Don’t smoke that dope. At least not around me.
That sort of summarizes my whole attitude about the legalization in California for medicinal and recreational use of marijuana, also known as cannabis.
As our cities of Garden Grove, Huntington Beach and Westminster wrestle with the new laws relaxing the restrictions on weed, pot, Mary Jane, etc., many arguments are advanced on both sides as to the wisdom or rightness of smoking or eating this stuff.
Supporters of more access to “mother nature” claim that it’s less addictive and harmful than alcohol, nurtures creativity and provides a whole array of health benefits including easing the effects of chemotherapy to people being treated for cancer.
Opponents argue that the stuff makes you stupid, serves as a gateway to harder narcotics, can be addictive, impairs many motor functions and, after all, is still considered an illegal substance by Uncle Sam.
Each side can cite research to support its side of the leaf, er, story. The National Institute for Health condemns its alleged ill effects, but researchers in Australia and Harvard say, no, that’s all exaggerated and, at worst, temporary.
Liberals and libertarians agree that the acceptance of marijuana is a personal choice issue, and if we ban marijuana as dangerous, why are there liquor stores and bars all along Beach Boulevard and Katella Avenue?
I’m not in a position to fairly judge the merits of the research. And I certainly can appreciate the irony inherent in a society which bans one form of commercialized stupidity in favor of another.
I have never smoked or otherwise partaken of marijuana. To me, any form of smoke is repugnant. My parents smoked when I was growing up and I lived in a haze of nicotine for years. I had a roommate who – after promising not to – used to try to sneak a doobie or two when he didn’t think I’d notice. Not cool.
Philosophically, I am out of sympathy with any mind-altering substance. Sure, I will have a glass of wine about once a month, but I’d rather have a pitcher of Coca Cola. I don’t expect other people to be quite as dull as I am, but that’s my taste.
In viewing the whole issue of whether or not marijuana should be legal, or sold, or whatever, I apply the classic “nose” test. You may have heard it before. “Your right to swing your fist ends where my nose begins.” Although I don’t really believe in the stuff, it’s difficult for me to support a whole giant expensive law enforcement effort to suppress it. But what I do believe in is keeping it away from people and places where it doesn’t belong.
Unlike alcohol (mostly), marijuana is motive, meaning its effects travel through smoke. As society eases its objections to MJ, I am noticing more frequently the aroma of reefer, hash and roach. I can detect it more and more in parking lots, while walking the dog and in many closed-in places.

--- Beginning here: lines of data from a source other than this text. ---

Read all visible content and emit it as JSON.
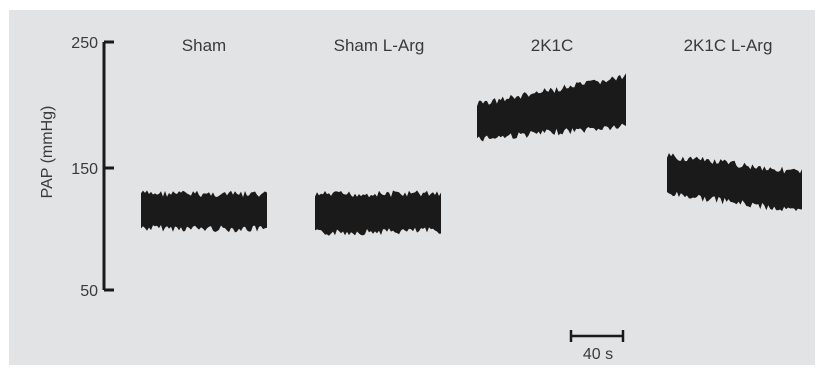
{
  "chart_data": {
    "type": "area",
    "ylabel": "PAP (mmHg)",
    "y_ticks": [
      "250",
      "150",
      "50"
    ],
    "y_tick_values": [
      250,
      150,
      50
    ],
    "ylim": [
      50,
      250
    ],
    "scale_bar": {
      "label": "40 s",
      "duration_s": 40
    },
    "colors": {
      "trace": "#1a1a1a",
      "axis": "#1a1a1a",
      "background": "#e2e3e5"
    },
    "groups": [
      {
        "label": "Sham",
        "pap_min_start": 100,
        "pap_max_start": 128,
        "pap_min_end": 99,
        "pap_max_end": 127
      },
      {
        "label": "Sham L-Arg",
        "pap_min_start": 96,
        "pap_max_start": 127,
        "pap_min_end": 98,
        "pap_max_end": 128
      },
      {
        "label": "2K1C",
        "pap_min_start": 172,
        "pap_max_start": 200,
        "pap_min_end": 182,
        "pap_max_end": 222
      },
      {
        "label": "2K1C L-Arg",
        "pap_min_start": 128,
        "pap_max_start": 158,
        "pap_min_end": 113,
        "pap_max_end": 145
      }
    ]
  }
}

Some folks might like the free contact high, but I’d just as soon leave my lungs free of any burning substance’s effects. Police are reporting increased DUI incidents involving drug use, especially marijuana. The stuff may be relaxing, but it seems self-evident that one shouldn’t be driving with a hand-rolled narcotic dangling from one lip.

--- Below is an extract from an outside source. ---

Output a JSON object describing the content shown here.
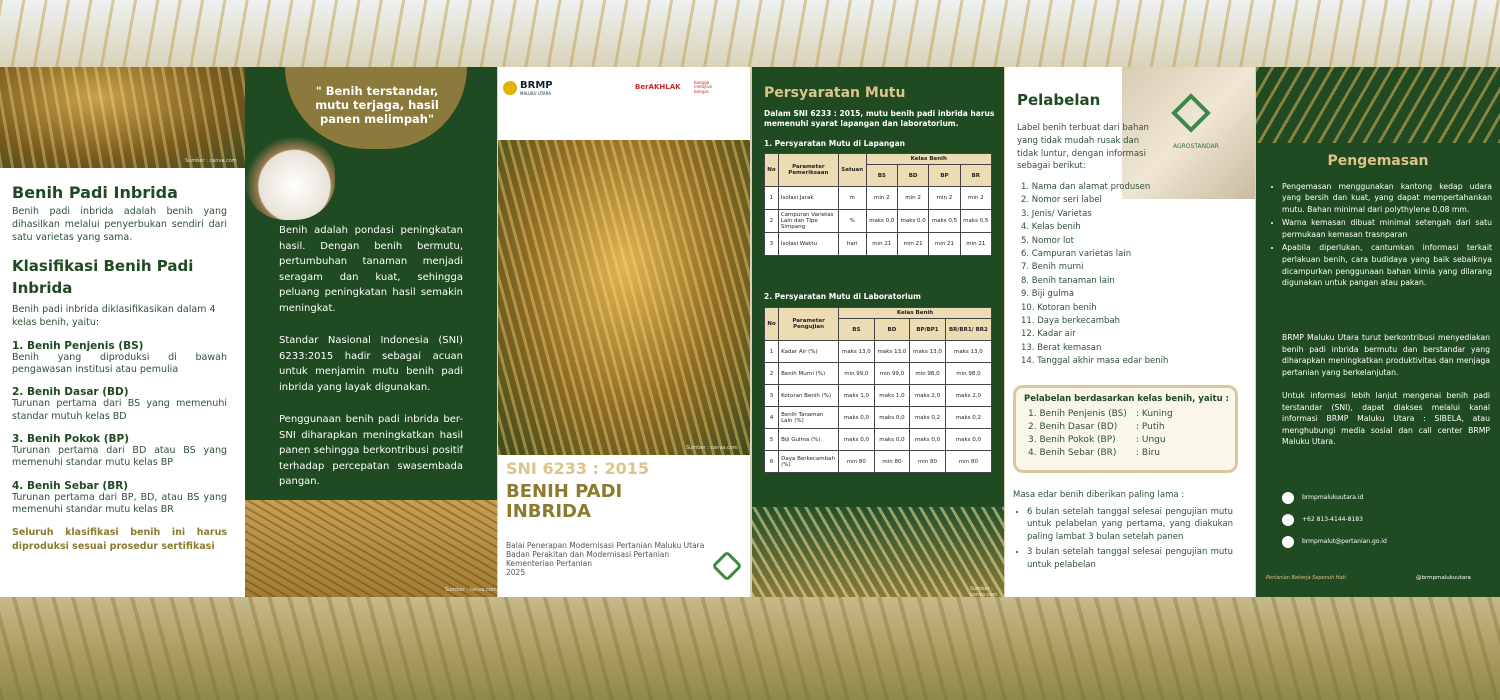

When voters were asked to approve the use of medicinal marijuana in 1996 via Proposition 215, I voted for it on the naïve assumption that it would be dispensed discreetly to a handful of people by sober pharmacists at CVS or Walgreen’s.
Instead, what we got was a flood of tacky-looking sketchy barely-legal dope peddlers all over our three cities operating out of the backs of down-at-the-heel strip malls. There’s no way there are that many glaucoma patients in need of ganja at 3 in the morning.
Too many users and sellers of the stuff are not showing the restraint they should, as I see it. As long as other people’s “personal choice” means my world has to become polluted with dope smoke, increased risk on the road and civic blight, I’m wondering if we really have thought this thing through.
So, if you are a lover of the herb, the best way you can keep citizens such as me from voting the other way next time is to keep that blunt, etc. discreetly consumed, bought and sold. Otherwise, the “nose” test – in the form of smoke – is going to work against you.
Jim Tortolano’s Retorts appears on Wednesday. His other major vice – other than Coca Cola – is pizza.